My girlfriend and I will be traveling to Dublin for the second portion of our vacation this year. We'll be there April 20 - 23rd. Can anyone recommend a great scenic mountain biking trail in the area? We'll also be renting the bikes and equipment.

Also, please feel free to make any other suggestions on places to go or "must sees" in the area! 

Thanks!!

-Chris


----------



## at_1_with_myself (Jul 5, 2006)

Hey Chris,

Try the following site:

http://www.mtbireland.com/news.php

Post this in there forum and you should get some useful info on places to see and renting bikes etc...



Yoric52 said:


> My girlfriend and I will be traveling to Dublin for the second portion of our vacation this year. We'll be there April 20 - 23rd. Can anyone recommend a great scenic mountain biking trail in the area?
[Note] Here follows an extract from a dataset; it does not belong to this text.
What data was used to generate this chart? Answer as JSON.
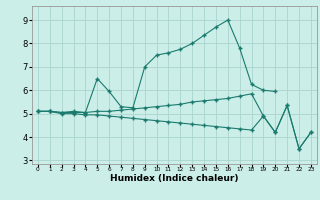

We'll also be renting the bikes and equipment.
> 
> Also, please feel free to make any other suggestions on places to go or "must sees" in the area!
> 
> ...


----------



## Damitletsride! (Feb 4, 2004)

Hey, i'm a mountain biker that grew up in Dublin and living here at the moment. It's a very popular sport here but has only recently gained respect from the forestry commision over the last few years. One trail center worth visiting that is'nt far from Dublin city is Ballinistoe woods, it has bike rental on site and can be busy on weekends if the weather is good. These are fast flowing man-made trails but alot of fun. 
Another thing that could be very worth while investigating is a mountain bike club called MAD (mountain bike association of Dublin). They meet at a pub called the yellow house every Sunday morning at about 11 but i cant be tottaly sure, it's been a while since ive been out with them but they put together good rides around the Dublin mountains and the Three rock area. The vibe is casual and they always welcome random visiters, morgan is a cool guy that has alot to do with the club there still i think. Check out there website. 
There is alot of riding around Dublin and Wicklow but can be hard to find if your not from the area, best to find some one that knows it. The mountains around Djouce have alot of good trails for biking if you dont mind a bit of navigating, just to name another one. Send me a message if you have any other queries:thumbsup:


----------